Some of the activity has been spurred by federal regulations. In
November 1998, Olli Kallasvuo, chief financial officer of Finnish
cell-phone company Nokia Corp., sent a letter to employees about the
Telecommunications Act of 1996, which mandated that companies in the
U.S. ramp up access to technology for people with disabilities. "Passage
of this law presents a tremendous opportunity for Nokia," he wrote.
"Enhancing our accessible product line ... offers Nokia the opportunity
to reach a developing global market of almost 750 million people with
disabilities."

For people with hearing problems, Nokia sells phones that flash or
vibrate. It also offers a "loopset," a wire with a microphone in it that
hangs around a person's neck and plugs into a hearing aid.

'Sticky Keys'

More companies are forming in-house disability teams. Last year, for
example, Microsoft Corp. created its Accessibility and Disabilities
Group, with more than 40 researchers, marketers and product developers.
The group has engineered such products as a mouse that is less sensitive
to tremors. For people who can't press several keys at once, Microsoft
makes "sticky keys" configured to hit control, alt and delete keys, say,
with a single stroke.

Accessibility enhancements can be as simple as varying colors. People
with vision problems, for instance, are aided by contrasts. "The cost of
white plastic is the same as gray plastic," says Jim Tobias, president
of Inclusive Technologies, consultants on technology and disability, in
Matawan, N.J. "And a few more million people will be able to use it."

Several years ago, Bell Atlantic Corp. launched an in-house market
research project on people with disabilities. The company determined
that the market was ripe for such assistive devices as light-flashing
caller-IDs and voice mail that alerts people to take their medicine.
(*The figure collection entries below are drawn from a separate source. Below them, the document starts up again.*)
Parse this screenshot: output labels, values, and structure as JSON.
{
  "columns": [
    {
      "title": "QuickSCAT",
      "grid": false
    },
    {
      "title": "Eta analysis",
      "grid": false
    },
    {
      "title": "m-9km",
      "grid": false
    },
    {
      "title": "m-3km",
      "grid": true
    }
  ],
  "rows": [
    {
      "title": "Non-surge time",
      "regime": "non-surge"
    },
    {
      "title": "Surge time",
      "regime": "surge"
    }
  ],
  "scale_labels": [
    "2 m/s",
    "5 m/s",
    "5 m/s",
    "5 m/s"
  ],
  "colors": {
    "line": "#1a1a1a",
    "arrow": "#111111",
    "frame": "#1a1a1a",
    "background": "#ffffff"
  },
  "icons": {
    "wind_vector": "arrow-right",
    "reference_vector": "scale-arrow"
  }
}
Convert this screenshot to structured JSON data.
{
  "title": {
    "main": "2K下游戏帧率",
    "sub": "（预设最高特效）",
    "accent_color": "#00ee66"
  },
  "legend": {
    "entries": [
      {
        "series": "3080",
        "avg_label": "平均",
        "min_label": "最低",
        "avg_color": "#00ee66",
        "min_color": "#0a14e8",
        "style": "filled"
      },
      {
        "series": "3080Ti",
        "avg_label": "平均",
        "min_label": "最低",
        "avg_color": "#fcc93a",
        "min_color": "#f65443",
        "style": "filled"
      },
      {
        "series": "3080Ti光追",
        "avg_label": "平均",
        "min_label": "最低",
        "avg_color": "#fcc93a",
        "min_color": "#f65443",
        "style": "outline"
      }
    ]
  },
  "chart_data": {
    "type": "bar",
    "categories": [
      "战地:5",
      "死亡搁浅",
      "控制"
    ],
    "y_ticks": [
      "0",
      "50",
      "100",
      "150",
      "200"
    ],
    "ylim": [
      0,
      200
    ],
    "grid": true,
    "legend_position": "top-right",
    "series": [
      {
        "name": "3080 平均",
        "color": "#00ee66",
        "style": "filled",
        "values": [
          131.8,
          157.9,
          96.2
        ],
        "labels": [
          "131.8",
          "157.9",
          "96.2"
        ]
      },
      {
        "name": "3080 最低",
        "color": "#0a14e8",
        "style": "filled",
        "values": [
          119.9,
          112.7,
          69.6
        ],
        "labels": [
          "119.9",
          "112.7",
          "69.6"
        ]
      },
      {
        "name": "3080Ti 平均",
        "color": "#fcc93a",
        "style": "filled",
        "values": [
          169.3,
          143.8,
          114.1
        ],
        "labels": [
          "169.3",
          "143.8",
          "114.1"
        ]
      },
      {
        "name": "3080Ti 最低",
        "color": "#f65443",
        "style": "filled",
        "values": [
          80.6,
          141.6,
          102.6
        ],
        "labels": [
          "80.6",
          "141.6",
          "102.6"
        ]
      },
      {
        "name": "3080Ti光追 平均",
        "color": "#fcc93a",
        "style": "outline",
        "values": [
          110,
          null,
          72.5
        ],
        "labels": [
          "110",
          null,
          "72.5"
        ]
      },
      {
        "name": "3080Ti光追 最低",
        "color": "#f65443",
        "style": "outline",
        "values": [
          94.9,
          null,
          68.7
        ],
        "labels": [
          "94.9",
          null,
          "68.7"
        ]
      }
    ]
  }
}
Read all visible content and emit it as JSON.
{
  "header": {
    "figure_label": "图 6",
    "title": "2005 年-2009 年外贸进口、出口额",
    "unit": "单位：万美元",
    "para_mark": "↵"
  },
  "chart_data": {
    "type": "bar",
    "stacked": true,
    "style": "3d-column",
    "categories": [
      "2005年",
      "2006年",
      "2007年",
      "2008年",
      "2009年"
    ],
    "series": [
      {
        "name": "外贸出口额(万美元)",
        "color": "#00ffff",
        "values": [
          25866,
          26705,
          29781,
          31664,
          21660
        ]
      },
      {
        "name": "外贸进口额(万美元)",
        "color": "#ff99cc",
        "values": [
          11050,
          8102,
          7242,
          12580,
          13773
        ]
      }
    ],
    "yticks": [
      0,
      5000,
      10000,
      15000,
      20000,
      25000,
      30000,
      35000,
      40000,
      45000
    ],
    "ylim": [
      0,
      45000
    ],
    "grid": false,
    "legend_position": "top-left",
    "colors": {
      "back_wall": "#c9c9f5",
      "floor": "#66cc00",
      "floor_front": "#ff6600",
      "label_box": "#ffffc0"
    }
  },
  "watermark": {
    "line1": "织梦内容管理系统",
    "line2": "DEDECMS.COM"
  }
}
Last year, Bob Baublitz, Bell Atlantic's first manager of marketing to
the disability community, led the launch of an accessibility Web site
touting Bell Atlantic's disability-friendly products. Earlier this year,
BellSouth Corp. advertised its services in three disability-oriented
magazines.

Bell Atlantic won't disclose its sales figures but says the products are
selling well. "They're just scooping them up," says Marilyn Benoit,
manager of Bell Atlantic's center for customers with disabilities. "This
was a very good business decision."

Indeed, handicapitalism (a term that Johnnie Tuitel, a lecturer with a
disability, is seeking to trademark) has nothing to do with regulatory
change or the landmark Americans With Disabilities Act, passed in 1990.
That law, which mandated that companies treat people with disabilities
in an evenhanded way and make "reasonable accommodations," prompted
companies to install wheelchair ramps for workers and hire interpreters
for deaf employees, among other things.

Still, pinpointing what is considered legally "reasonable" remains
tricky. Last month, the National Federation of the Blind sued America
Online Inc., alleging that it violated the federal disabilities law by
being inaccessible to blind users. The Baltimore group's complaint
charged that AOL's software doesn't work with computer programs that
dictate text and otherwise help blind people operate applications and
Web sites.

"It would be more productive to everyone if we could deal with this as a
technology issue and not a legal issue," says Tricia Primrose, an AOL
spokeswoman. She says that the next version of AOL's software will be
screen-reader-compatible and so accessible to people with visual
impairments.

Other advocates for the disability community say they prefer products
and services to be spurred by profit potential, not by compliance. And
targeting people with disabilities for purely altruistic reasons "isn't
going to get the return on investment," says Cheryl Duke, president of
W.C. Duke Associates Inc., a disability-consulting firm in Woodford, Va.
"If you do it because it's a moneymaking project, it will continue."